Mentoring by the facilitative coaches and other principals and school teams experiencing the same challenges will provide opportunities for guidance and support.  Teams will learn from each other while at the same time applying the learning and practice in their own buildings.

Formalized Networking, the fourth workstream, will promote inter- and intra-district collaboration.  The teams will experience practice-based learning communities that will develop around common problems of practice.  The networks, called Communities of Reflective Practice (CORPs), will allow leaders and teams to be connected to and learn from and with each other.

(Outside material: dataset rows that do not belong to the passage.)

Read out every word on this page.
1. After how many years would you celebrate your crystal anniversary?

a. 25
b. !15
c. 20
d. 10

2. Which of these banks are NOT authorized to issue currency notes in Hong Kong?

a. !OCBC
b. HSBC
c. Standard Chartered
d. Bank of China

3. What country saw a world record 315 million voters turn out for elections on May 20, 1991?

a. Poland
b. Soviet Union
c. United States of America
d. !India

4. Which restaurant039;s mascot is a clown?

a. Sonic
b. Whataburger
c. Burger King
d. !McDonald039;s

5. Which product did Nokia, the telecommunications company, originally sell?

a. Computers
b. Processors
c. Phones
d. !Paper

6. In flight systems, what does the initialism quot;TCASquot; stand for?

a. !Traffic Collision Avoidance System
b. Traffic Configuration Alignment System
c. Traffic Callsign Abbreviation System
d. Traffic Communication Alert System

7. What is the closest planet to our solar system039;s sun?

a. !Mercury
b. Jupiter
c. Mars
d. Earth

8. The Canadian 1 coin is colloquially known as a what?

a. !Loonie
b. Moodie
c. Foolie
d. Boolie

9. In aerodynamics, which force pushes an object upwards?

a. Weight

Performance-based learning for educators, rather than seat time or credit hours, will be the focal point of Micro-Credentials, the fifth component of ACT.  Key elements of micro-credentials include being competency-based, which allows educators to focus on a discrete skill related to their individual practice.  The personalization of the learning also permits principals and other educators to start and continue the process of earning the micro-credentials on their own time and at their own pace.  Beginning the first of July, educators involved with ACT will be supported by KVEC in earning a micro-credential entitled “Framing a Problem of Practice”.

KVEC will be hosting a two day kickoff for the principals and a few staff members from each school selected to participate in the project through an application process.  The main goal of the event will be for each school to understand the process for developing a Problem of Practice and Theory of Action and also to identify the personalized profession learning needs of the participants.  All educators in attendance will be administered the DISC behavior assessment tool, which centers on four different behavioral traits: dominance, inducement, submission, and compliance.  This procedure will assist the teams in understanding their personal and team strengths and how these strengths can be used to advance the work of the teams.

Schools designated to join the first cohort of ACT educators include:

  • Flat Gap Elementary, Johnson County
  • Highland Turner Elementary, Breathitt County
  • Owsley Elementary, Owsley County
  • Stinnett Elementary, Leslie County
  • Louisa East Elementary, Lawrence County
  • Allen Elementary, Floyd County
  • Johnson County Middle School, Johnson County
  • Fallsburg School, Lawrence County
  • Johnson Central High School, Johnson County
  • Lawrence County High School, Lawrence County
  • Lee County Middle/High School, Lee County
  • Breathitt County High School, Breathitt County
  • Magoffin County High School, Magoffin County

KVEC staff members are confident that through the ACT project principals will benefit from learning in the setting where they can immediately apply what they have learned (Linda Darling-Hammond) and the students will be the true winners as a result.